Sospechan de espionaje profesional contra los hijos de López Obrador tras filtración de video en la Condesa

La reciente filtración de un video que muestra una cena entre Andrés López Beltrán, Gonzalo López Beltrán y el empresario Juan Domingo Beckman en la colonia Condesa, ha levantado sospechas sobre una posible operación de inteligencia profesional. El material, que carece de audio, sugiere que los involucrados fueron objeto de un seguimiento detallado durante cinco horas en un restaurante de la Ciudad de México el pasado 24 de agosto.

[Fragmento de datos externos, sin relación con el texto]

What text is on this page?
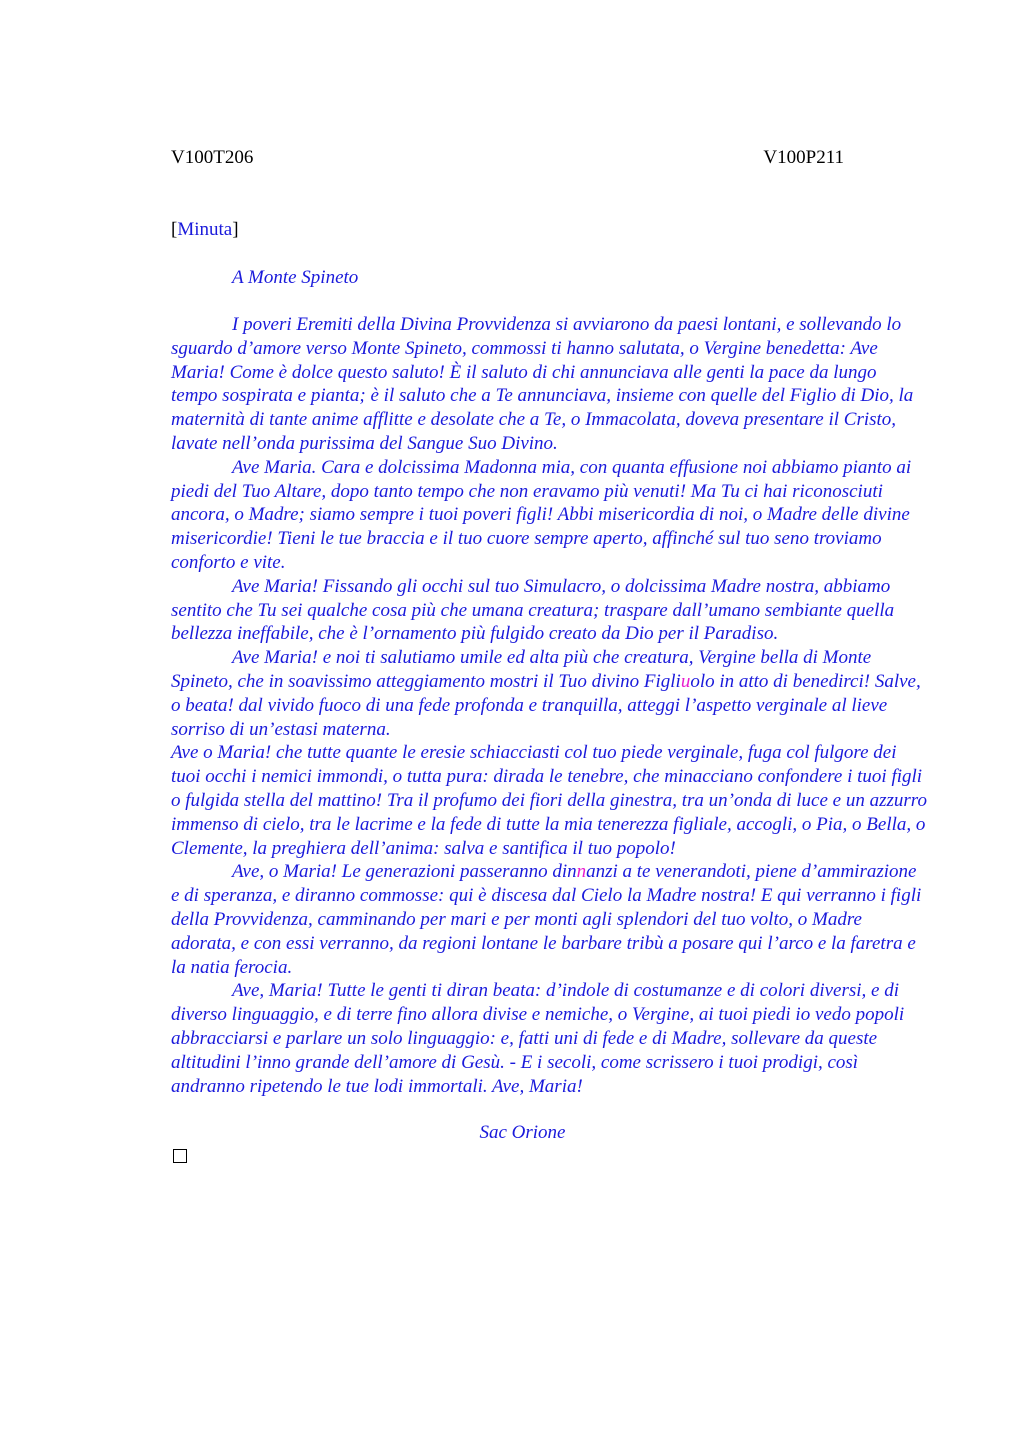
V100T206	V100P211
[Minuta]
A Monte Spineto

I poveri Eremiti della Divina Provvidenza si avviarono da paesi lontani, e sollevando lo sguardo d’amore verso Monte Spineto, commossi ti hanno salutata, o Vergine benedetta: Ave Maria! Come è dolce questo saluto! È il saluto di chi annunciava alle genti la pace da lungo tempo sospirata e pianta; è il saluto che a Te annunciava, insieme con quelle del Figlio di Dio, la maternità di tante anime afflitte e desolate che a Te, o Immacolata, doveva presentare il Cristo, lavate nell’onda purissima del Sangue Suo Divino.

Ave Maria. Cara e dolcissima Madonna mia, con quanta effusione noi abbiamo pianto ai piedi del Tuo Altare, dopo tanto tempo che non eravamo più venuti! Ma Tu ci hai riconosciuti ancora, o Madre; siamo sempre i tuoi poveri figli! Abbi misericordia di noi, o Madre delle divine misericordie! Tieni le tue braccia e il tuo cuore sempre aperto, affinché sul tuo seno troviamo conforto e vite.

Ave Maria! Fissando gli occhi sul tuo Simulacro, o dolcissima Madre nostra, abbiamo sentito che Tu sei qualche cosa più che umana creatura; traspare dall’umano sembiante quella bellezza ineffabile, che è l’ornamento più fulgido creato da Dio per il Paradiso.

Ave Maria! e noi ti salutiamo umile ed alta più che creatura, Vergine bella di Monte Spineto, che in soavissimo atteggiamento mostri il Tuo divino Figliuolo in atto di benedirci! Salve, o beata! dal vivido fuoco di una fede profonda e tranquilla, atteggi l’aspetto verginale al lieve sorriso di un’estasi materna.

Ave o Maria! che tutte quante le eresie schiacciasti col tuo piede verginale, fuga col fulgore dei tuoi occhi i nemici immondi, o tutta pura: dirada le tenebre, che minacciano confondere i tuoi figli o fulgida stella del mattino! Tra il profumo dei fiori della ginestra, tra un’onda di luce e un azzurro immenso di cielo, tra le lacrime e la fede di tutte la mia tenerezza figliale, accogli, o Pia, o Bella, o Clemente, la preghiera dell’anima: salva e santifica il tuo popolo!

Ave, o Maria! Le generazioni passeranno dinnanzi a te venerandoti, piene d’ammirazione e di speranza, e diranno commosse: qui è discesa dal Cielo la Madre nostra! E qui verranno i figli della Provvidenza, camminando per mari e per monti agli splendori del tuo volto, o Madre adorata, e con essi verranno, da regioni lontane le barbare tribù a posare qui l’arco e la faretra e la natia ferocia.

Ave, Maria! Tutte le genti ti diran beata: d’indole di costumanze e di colori diversi, e di diverso linguaggio, e di terre fino allora divise e nemiche, o Vergine, ai tuoi piedi io vedo popoli abbracciarsi e parlare un solo linguaggio: e, fatti uni di fede e di Madre, sollevare da queste altitudini l’inno grande dell’amore di Gesù. - E i secoli, come scrissero i tuoi prodigi, così andranno ripetendo le tue lodi immortali. Ave, Maria!

Sac Orione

El análisis de la situación indica que la grabación no fue producto de una improvisación, sino de un trabajo de vigilancia estructurado. Según reportes, la cámara fue instalada desde un vehículo estacionado frente al establecimiento, permitiendo captar comportamientos minuciosos de los comensales, como el consumo de tabaco o los horarios de llegada y salida de los asistentes.

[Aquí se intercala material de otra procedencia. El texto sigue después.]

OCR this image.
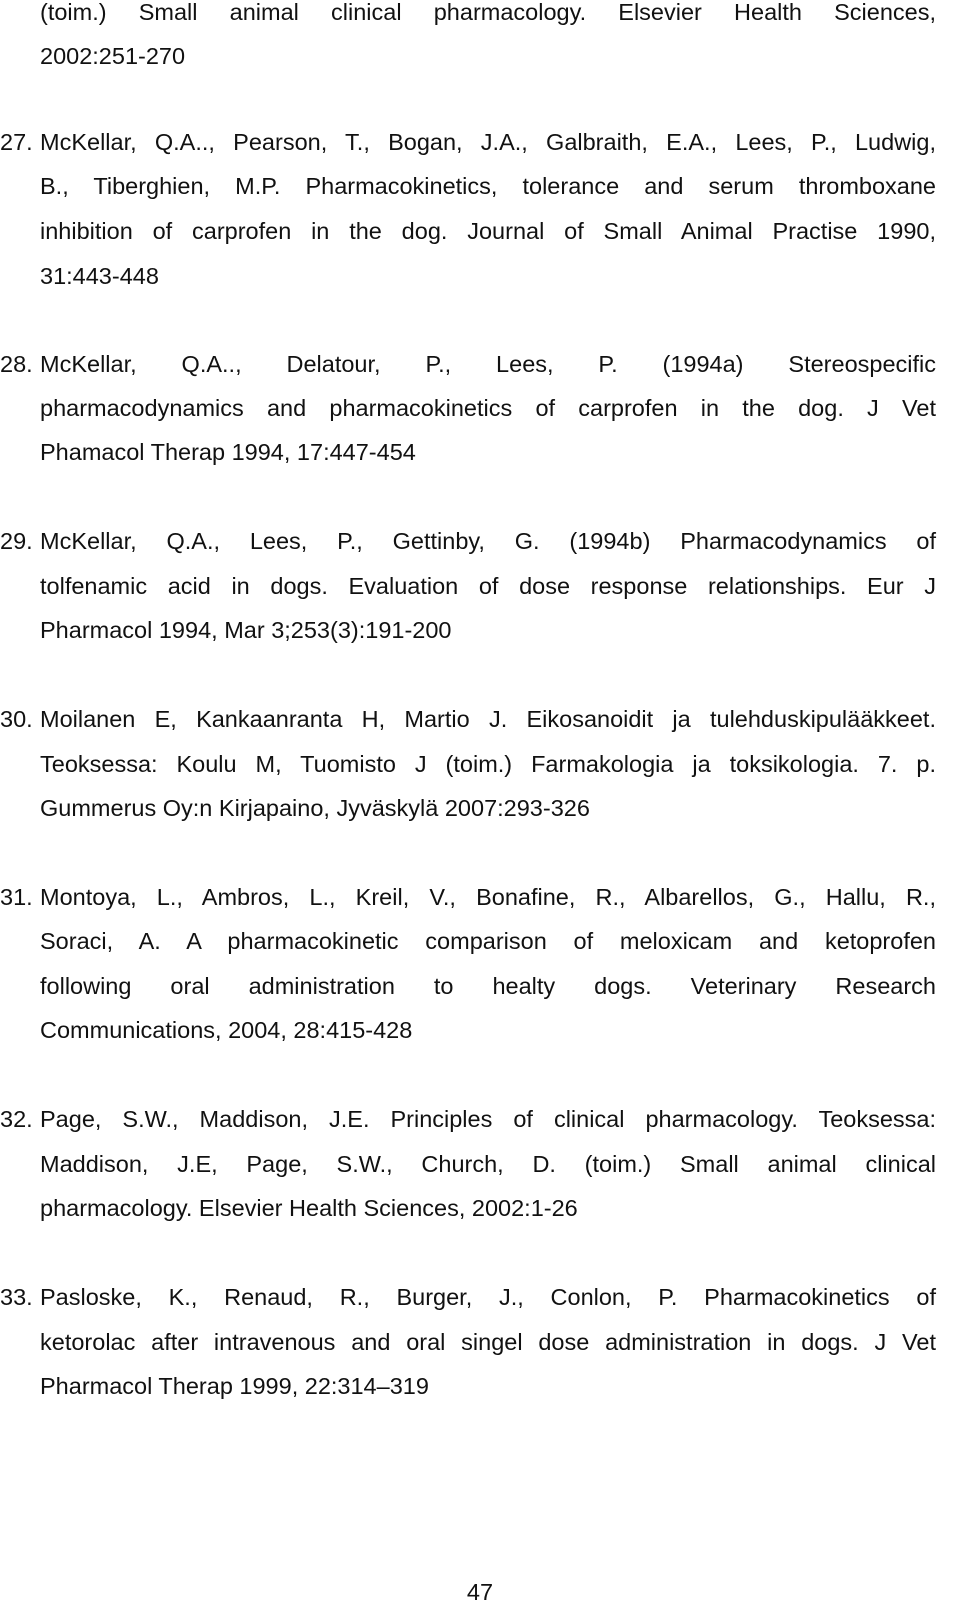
(toim.) Small animal clinical pharmacology. Elsevier Health Sciences,
2002:251-270
27. McKellar, Q.A.., Pearson, T., Bogan, J.A., Galbraith, E.A., Lees, P., Ludwig,
B., Tiberghien, M.P. Pharmacokinetics, tolerance and serum thromboxane
inhibition of carprofen in the dog. Journal of Small Animal Practise 1990,
31:443-448
28. McKellar, Q.A.., Delatour, P., Lees, P. (1994a) Stereospecific
pharmacodynamics and pharmacokinetics of carprofen in the dog. J Vet
Phamacol Therap 1994, 17:447-454
29. McKellar, Q.A., Lees, P., Gettinby, G. (1994b) Pharmacodynamics of
tolfenamic acid in dogs. Evaluation of dose response relationships. Eur J
Pharmacol 1994, Mar 3;253(3):191-200
30. Moilanen E, Kankaanranta H, Martio J. Eikosanoidit ja tulehduskipulääkkeet.
Teoksessa: Koulu M, Tuomisto J (toim.) Farmakologia ja toksikologia. 7. p.
Gummerus Oy:n Kirjapaino, Jyväskylä 2007:293-326
31. Montoya, L., Ambros, L., Kreil, V., Bonafine, R., Albarellos, G., Hallu, R.,
Soraci, A. A pharmacokinetic comparison of meloxicam and ketoprofen
following oral administration to healty dogs. Veterinary Research
Communications, 2004, 28:415-428
32. Page, S.W., Maddison, J.E. Principles of clinical pharmacology. Teoksessa:
Maddison, J.E, Page, S.W., Church, D. (toim.) Small animal clinical
pharmacology. Elsevier Health Sciences, 2002:1-26
33. Pasloske, K., Renaud, R., Burger, J., Conlon, P. Pharmacokinetics of
ketorolac after intravenous and oral singel dose administration in dogs. J Vet
Pharmacol Therap 1999, 22:314–319
47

Implicaciones políticas y judiciales

La relevancia de este evento trasciende lo cotidiano debido a la situación legal que enfrenta Andrés López Beltrán en Estados Unidos, donde se le investiga por presunto contrabando fiscal y operaciones irregulares en el sistema financiero estadounidense. La filtración del video, aunque no muestra actividades ilícitas, se interpreta como un mensaje de vigilancia hacia los hijos del expresidente Andrés Manuel López Obrador.

Expertos sugieren que la decisión de publicar un video sin sonido busca generar un escándalo nacional basado en la contradicción ética con el discurso de “austeridad republicana”, más que exponer un delito concreto. No obstante, la exposición también involucra a figuras como el CEO de Tequila Cuervo, lo que podría derivar en complicaciones legales para la multinacional en territorio estadounidense.

Contexto de inteligencia y vigilancia

Se plantea la posibilidad de que la filtración sea parte de una operación psicológica dirigida hacia el entorno del expresidente López Obrador. Aunque no hay pruebas de que el Centro Nacional de Inteligencia haya participado en este evento específico, se reconoce que en Estados Unidos existen múltiples comunicaciones judicializadas entre los hijos de López Obrador y sus contactos en ciudades como Houston, Nueva York y Bel Air.

La logística de la cena, que incluyó un servicio extraordinario de apertura del restaurante en horarios no habituales, refuerza la teoría de que los sujetos estaban siendo monitoreados con antelación, permitiendo a los observadores anticipar incluso la mesa que ocuparían los comensales.